アメリカ合衆国が富裕層への課税を重くし、貧困層や中間層を保護する方針を発表しました。
バイデン大統領は「トリクルダウン」理論を完全否定するツイートも。詳細は以下から。
富裕層がより富むことを肯定する際に語られてきた「富める者が富めば貧しい者にも富がこぼれ落ち、経済が良くなる」とするトリクルダウン理論。
これに対しバイデン大統領は4月29日、公式ツイッターアカウントで「トリクルダウンはまったく機能してこなかった(Trickle-down economics has never worked.)」とツイートしました。

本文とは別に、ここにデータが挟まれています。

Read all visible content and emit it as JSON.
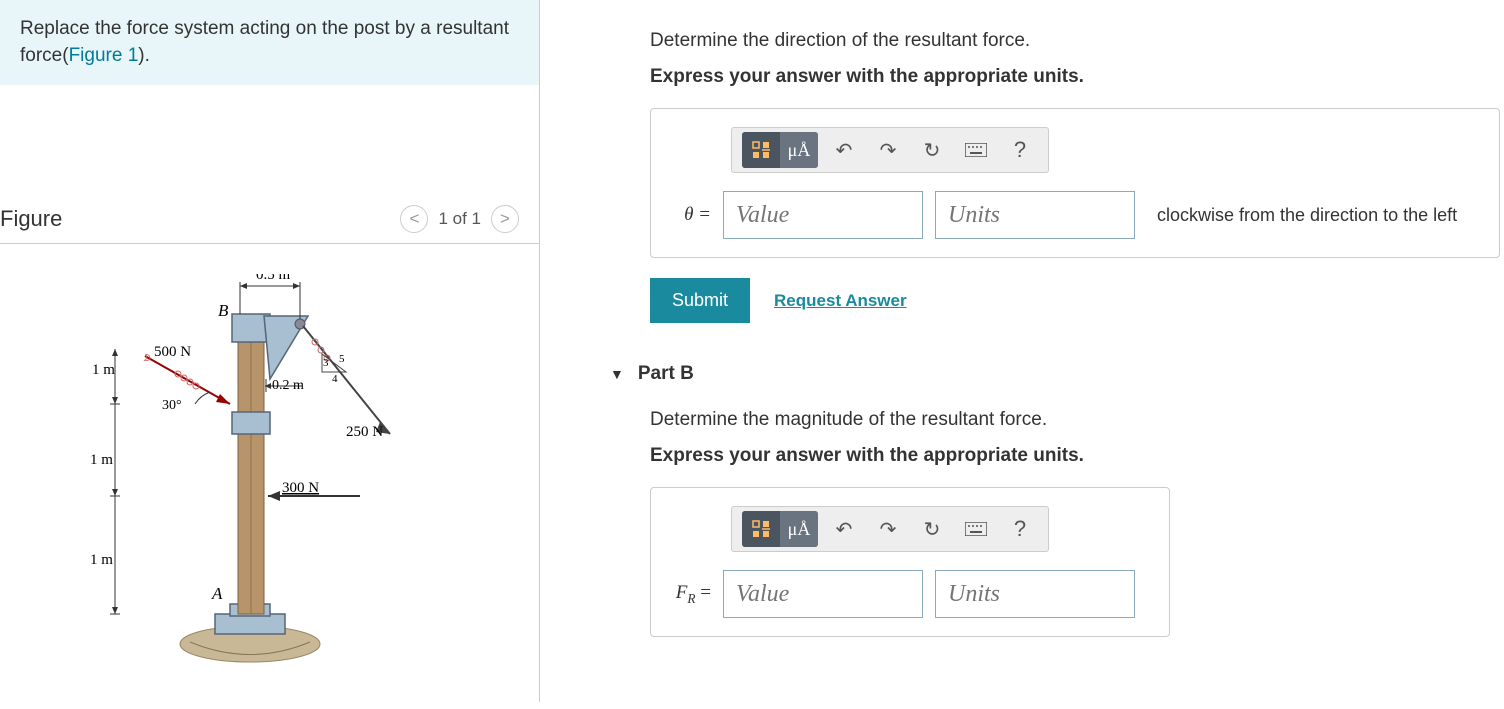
{
  "problem": {
    "text_prefix": "Replace the force system acting on the post by a resultant force(",
    "link_text": "Figure 1",
    "text_suffix": ")."
  },
  "figure": {
    "title": "Figure",
    "nav_prev": "<",
    "nav_count": "1 of 1",
    "nav_next": ">",
    "labels": {
      "top_dim": "0.5 m",
      "B": "B",
      "A": "A",
      "force1": "500 N",
      "dim1": "1 m",
      "angle": "30°",
      "dim2": "0.2 m",
      "tri_3": "3",
      "tri_4": "4",
      "tri_5": "5",
      "force2": "250 N",
      "dim_mid": "1 m",
      "force3": "300 N",
      "dim_bot": "1 m"
    }
  },
  "partA": {
    "question": "Determine the direction of the resultant force.",
    "instruction": "Express your answer with the appropriate units.",
    "toolbar": {
      "units_symbol": "μÅ",
      "help": "?"
    },
    "var_label": "θ =",
    "value_placeholder": "Value",
    "units_placeholder": "Units",
    "suffix": "clockwise from the direction to the left",
    "submit": "Submit",
    "request": "Request Answer"
  },
  "partB": {
    "title": "Part B",
    "question": "Determine the magnitude of the resultant force.",
    "instruction": "Express your answer with the appropriate units.",
    "toolbar": {
      "units_symbol": "μÅ",
      "help": "?"
    },
    "var_label_prefix": "F",
    "var_label_sub": "R",
    "var_label_suffix": " =",
    "value_placeholder": "Value",
    "units_placeholder": "Units"
  }
}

加えて「経済を下から上へ、そして中間から大きく成長させていく時だ(It’s time to grow the economy from the bottom up and middle out.)」と語り、わずか40分ほどの間に4万以上のいいね!を獲得しています。

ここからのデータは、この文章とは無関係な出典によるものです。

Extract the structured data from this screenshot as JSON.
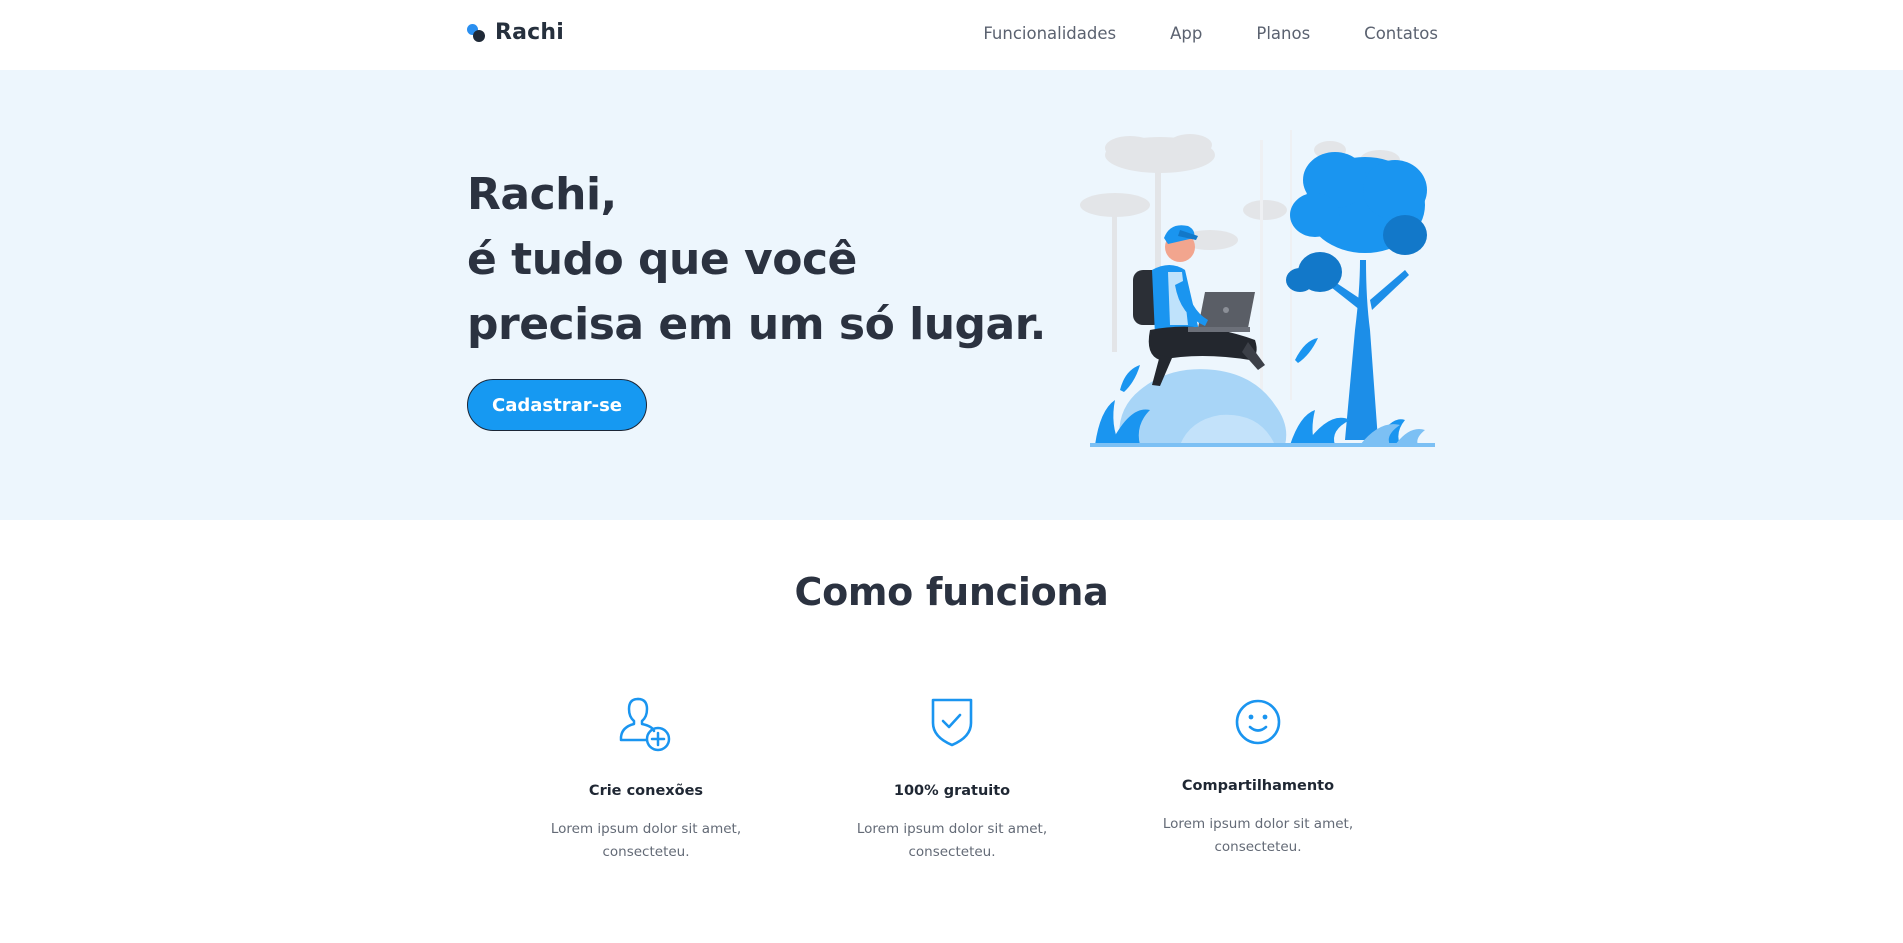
{
  "brand": {
    "name": "Rachi",
    "accent": "#1699f2",
    "dark": "#2b3240"
  },
  "nav": {
    "items": [
      {
        "label": "Funcionalidades"
      },
      {
        "label": "App"
      },
      {
        "label": "Planos"
      },
      {
        "label": "Contatos"
      }
    ]
  },
  "hero": {
    "title_lines": [
      "Rachi,",
      "é tudo que você",
      "precisa em um só lugar."
    ],
    "cta_label": "Cadastrar-se",
    "background": "#edf6fd",
    "illustration": "person-with-laptop-on-rock-illustration"
  },
  "how": {
    "title": "Como funciona",
    "features": [
      {
        "icon": "user-add-icon",
        "title": "Crie conexões",
        "desc_lines": [
          "Lorem ipsum dolor sit amet,",
          "consecteteu."
        ]
      },
      {
        "icon": "shield-check-icon",
        "title": "100% gratuito",
        "desc_lines": [
          "Lorem ipsum dolor sit amet,",
          "consecteteu."
        ]
      },
      {
        "icon": "smiley-icon",
        "title": "Compartilhamento",
        "desc_lines": [
          "Lorem ipsum dolor sit amet,",
          "consecteteu."
        ]
      }
    ]
  }
}
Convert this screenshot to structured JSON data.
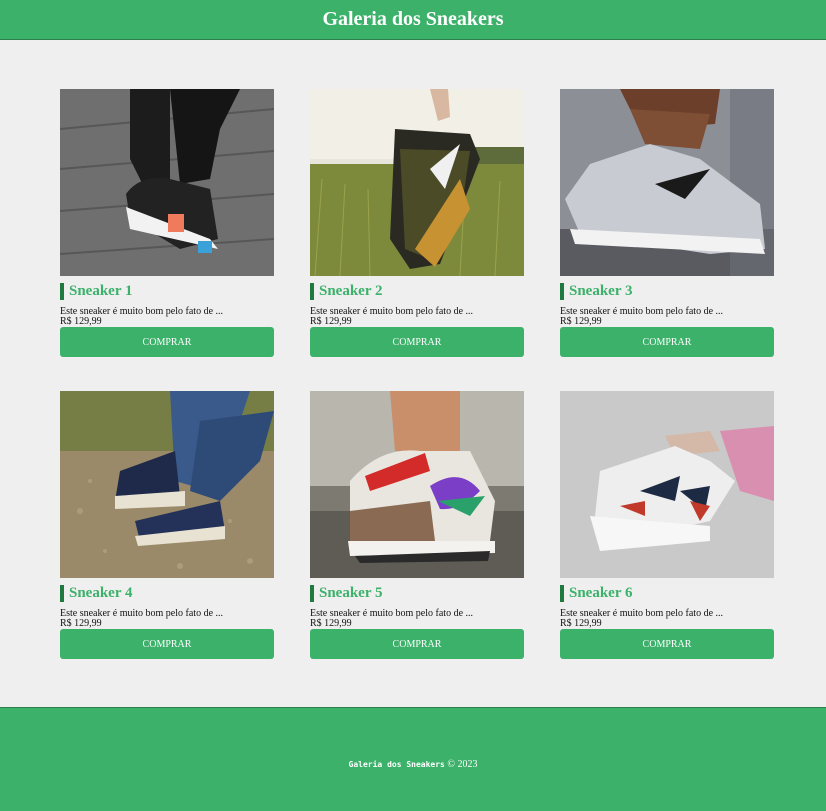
{
  "header": {
    "title": "Galeria dos Sneakers"
  },
  "colors": {
    "accent": "#3cb16a",
    "accent_dark": "#1f7a3f",
    "background": "#efefef"
  },
  "products": [
    {
      "title": "Sneaker 1",
      "description": "Este sneaker é muito bom pelo fato de ...",
      "price": "R$ 129,99",
      "button": "COMPRAR",
      "image": "black-white-sneaker-wooden-floor"
    },
    {
      "title": "Sneaker 2",
      "description": "Este sneaker é muito bom pelo fato de ...",
      "price": "R$ 129,99",
      "button": "COMPRAR",
      "image": "hand-holding-sneakers-field"
    },
    {
      "title": "Sneaker 3",
      "description": "Este sneaker é muito bom pelo fato de ...",
      "price": "R$ 129,99",
      "button": "COMPRAR",
      "image": "grey-knit-sneaker-walking"
    },
    {
      "title": "Sneaker 4",
      "description": "Este sneaker é muito bom pelo fato de ...",
      "price": "R$ 129,99",
      "button": "COMPRAR",
      "image": "blue-canvas-high-tops-jeans"
    },
    {
      "title": "Sneaker 5",
      "description": "Este sneaker é muito bom pelo fato de ...",
      "price": "R$ 129,99",
      "button": "COMPRAR",
      "image": "colorful-low-top-sneaker"
    },
    {
      "title": "Sneaker 6",
      "description": "Este sneaker é muito bom pelo fato de ...",
      "price": "R$ 129,99",
      "button": "COMPRAR",
      "image": "hand-holding-white-runners"
    }
  ],
  "footer": {
    "brand": "Galeria dos Sneakers",
    "copyright": "© 2023"
  }
}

バイデン大統領は実際に4月28日には格差の是正をめざし、10年間で1.5兆ドル(約160兆円)の税収増を見込む新たな経済政策構想「米国家族計画」をまとめています。
この計画は富裕層限定の増税となり、連邦個人所得税の最高税率を37%から39.6%に上げた上、富裕層のキャピタルゲインにこの最高税率を適用することなどを提案。また富裕層や企業への税務調査を徹底し、10年間で7000億ドル(約7兆5000億円)の税収増をめざします。

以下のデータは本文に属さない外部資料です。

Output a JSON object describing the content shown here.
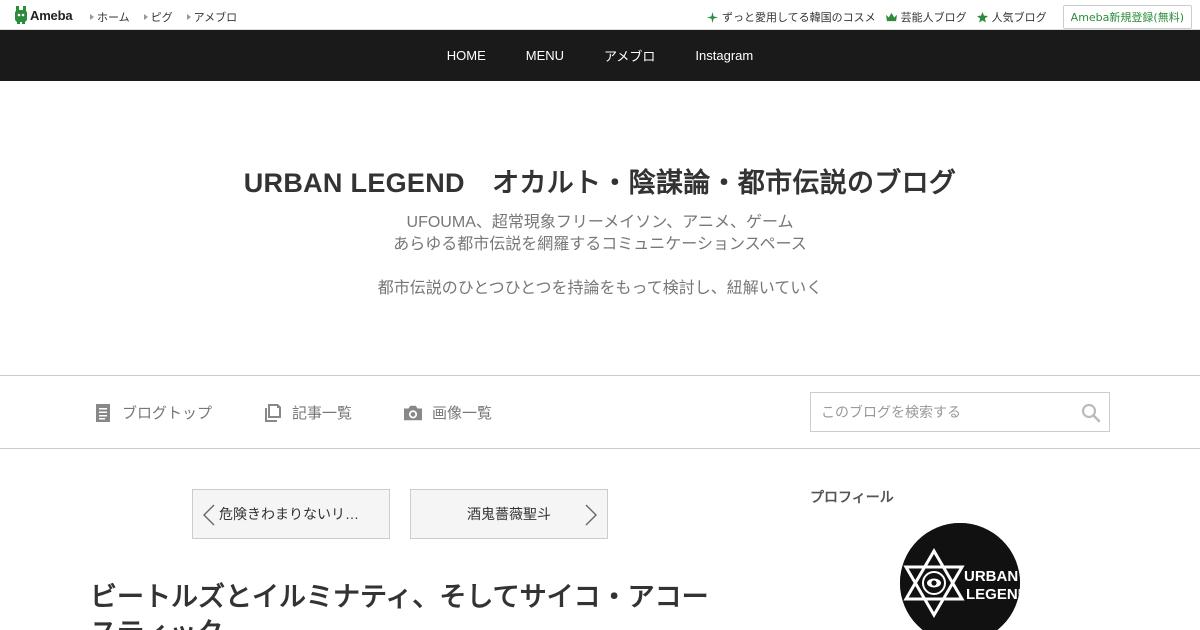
{
  "global_header": {
    "logo_text": "Ameba",
    "nav": [
      "ホーム",
      "ピグ",
      "アメブロ"
    ],
    "right_links": [
      {
        "icon": "sparkle-icon",
        "label": "ずっと愛用してる韓国のコスメ"
      },
      {
        "icon": "crown-icon",
        "label": "芸能人ブログ"
      },
      {
        "icon": "star-icon",
        "label": "人気ブログ"
      }
    ],
    "register_label": "Ameba新規登録(無料)",
    "accent_color": "#2d8c3c"
  },
  "blog_nav": [
    "HOME",
    "MENU",
    "アメブロ",
    "Instagram"
  ],
  "blog_header": {
    "title": "URBAN LEGEND　オカルト・陰謀論・都市伝説のブログ",
    "desc_line1": "UFOUMA、超常現象フリーメイソン、アニメ、ゲーム",
    "desc_line2": "あらゆる都市伝説を網羅するコミュニケーションスペース",
    "desc_line3": "都市伝説のひとつひとつを持論をもって検討し、紐解いていく"
  },
  "sub_nav": {
    "items": [
      {
        "icon": "document-icon",
        "label": "ブログトップ"
      },
      {
        "icon": "copy-icon",
        "label": "記事一覧"
      },
      {
        "icon": "camera-icon",
        "label": "画像一覧"
      }
    ],
    "search_placeholder": "このブログを検索する"
  },
  "pager": {
    "prev_label": "危険きわまりないリ…",
    "next_label": "酒鬼薔薇聖斗"
  },
  "entry": {
    "title": "ビートルズとイルミナティ、そしてサイコ・アコースティック"
  },
  "sidebar": {
    "profile_heading": "プロフィール",
    "avatar_text_line1": "URBAN",
    "avatar_text_line2": "LEGEND"
  }
}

こうして集めた財源は中低所得層の保育負担の軽減、包括的な有給休暇制度の確立、幼児教育の機会拡充といった子育て・教育支援に振り向けられるとのこと。
ただし共和党はこの方針に強く反発しており、金融界からも市場への悪影響を懸念する声が聞かれている模様です。
なおトリクルダウンは2014年にOECDに否定されている上、日本でも2016年に竹中平蔵も「あり得ない」と断言するなど、再分配の理論としてはすでに過去のものとなっています。